Barron’s Analyst Recommends Seaspan (SSW)
Posted on Thursday, July 3rd, 2008 | In Current Market News, Stocks to WatchNaureen Malik of Barron’s doesn’t believe that investors are giving Seaspan the credit that it deserves:
a. investors have sold off shipping stocks amid expectations of a slowdown in global trade.
b. But Seaspan, the largest pure-play shipping company that focuses on transporting consumer products, should sail smoothly through these choppy waters.
c. Company has no exposure to volatile spot prices, thanks to 10-12 year contracts it has locked in for its entire fleet, including ships that it is having built over the next few years. The market, though, isn’t differentiating between Seaspan’s long-term model and others that have short-or-medium term contracts.
d. At $22.82, the shares have sunk 31% over the past 12 months versus a 9% decline in Dow Jones U.S. Marine Transportation Index.

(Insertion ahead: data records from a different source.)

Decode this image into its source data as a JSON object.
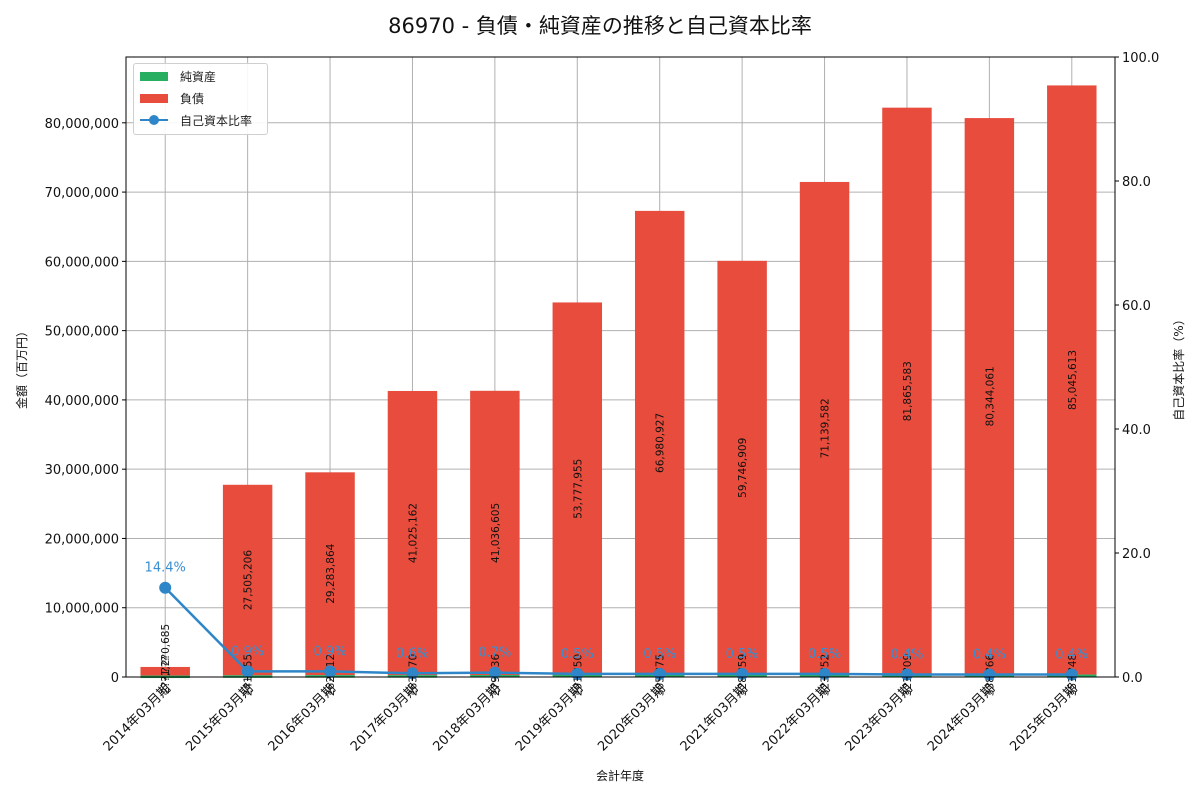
{
  "title": "86970 - 負債・純資産の推移と自己資本比率",
  "legend": {
    "items": [
      {
        "label": "純資産",
        "color": "#27ae60",
        "type": "bar"
      },
      {
        "label": "負債",
        "color": "#e74c3c",
        "type": "bar"
      },
      {
        "label": "自己資本比率",
        "color": "#2e86c8",
        "type": "line"
      }
    ]
  },
  "axes": {
    "xlabel": "会計年度",
    "ylabel_left": "金額（百万円）",
    "ylabel_right": "自己資本比率（%）",
    "left_ticks": [
      "0",
      "10,000,000",
      "20,000,000",
      "30,000,000",
      "40,000,000",
      "50,000,000",
      "60,000,000",
      "70,000,000",
      "80,000,000"
    ],
    "right_ticks": [
      "0.0",
      "20.0",
      "40.0",
      "60.0",
      "80.0",
      "100.0"
    ]
  },
  "chart_data": {
    "type": "bar",
    "title": "86970 - 負債・純資産の推移と自己資本比率",
    "xlabel": "会計年度",
    "ylabel": "金額（百万円）",
    "ylabel_right": "自己資本比率（%）",
    "ylim": [
      0,
      89500000
    ],
    "ylim_right": [
      0,
      100
    ],
    "grid": true,
    "legend_position": "upper left",
    "stacked": true,
    "categories": [
      "2014年03月期",
      "2015年03月期",
      "2016年03月期",
      "2017年03月期",
      "2018年03月期",
      "2019年03月期",
      "2020年03月期",
      "2021年03月期",
      "2022年03月期",
      "2023年03月期",
      "2024年03月期",
      "2025年03月期"
    ],
    "series": [
      {
        "name": "純資産",
        "type": "bar",
        "color": "#27ae60",
        "values": [
          208960,
          241655,
          262812,
          263870,
          279136,
          291150,
          305175,
          328159,
          323152,
          321909,
          338466,
          351448
        ],
        "labels": [
          "2??,???",
          "241,?55",
          "262,?12",
          "263,?70",
          "279,?36",
          "291,?50",
          "305,?75",
          "328,?59",
          "323,?52",
          "321,?09",
          "338,?66",
          "351,?48"
        ]
      },
      {
        "name": "負債",
        "type": "bar",
        "color": "#e74c3c",
        "values": [
          1240685,
          27505206,
          29283864,
          41025162,
          41036605,
          53777955,
          66980927,
          59746909,
          71139582,
          81865583,
          80344061,
          85045613
        ],
        "labels": [
          "1,2?0,685",
          "27,505,206",
          "29,283,864",
          "41,025,162",
          "41,036,605",
          "53,777,955",
          "66,980,927",
          "59,746,909",
          "71,139,582",
          "81,865,583",
          "80,344,061",
          "85,045,613"
        ]
      },
      {
        "name": "自己資本比率",
        "type": "line",
        "axis": "right",
        "color": "#2e86c8",
        "values": [
          14.4,
          0.9,
          0.9,
          0.6,
          0.7,
          0.5,
          0.5,
          0.5,
          0.5,
          0.4,
          0.4,
          0.4
        ],
        "labels": [
          "14.4%",
          "0.9%",
          "0.9%",
          "0.6%",
          "0.7%",
          "0.5%",
          "0.5%",
          "0.5%",
          "0.5%",
          "0.4%",
          "0.4%",
          "0.4%"
        ]
      }
    ]
  }
}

e. A string of earnings gains should cause the stock to bounce back
f. Seaspan’s aggressive growth plan will more than double its fleet from 30 to 68 ships through 2011. While this has disconcerted some, the management team has been conservative. Financing for these ships has already been secured at attractive interest rates (6.1% for nearly 13 years) and every new vessel being built is backed by a long-term charter with a major ocean liner.
g. Seaspan has $7.1 billion of revenues locked in through its contracts, pointing to solid cash and dividend growth ahead.
h. Seaspan is considered a “synthetic MLP,” or master limited partnership, common in the energy industry; the dividend income is taxed at blended rate of 3%. [About 80% of dividend income is taxed as return on capital while the remaining is taxed at the standard 15% rate.]
i. Seaspan now has seven customers, up from two in 2005, but China makes up 60% of its business.
j. Ocean liners are outsourcing more than 50% of their vessels to companies like Seaspan rather than owning them compared to just 15-20% in the early 90s.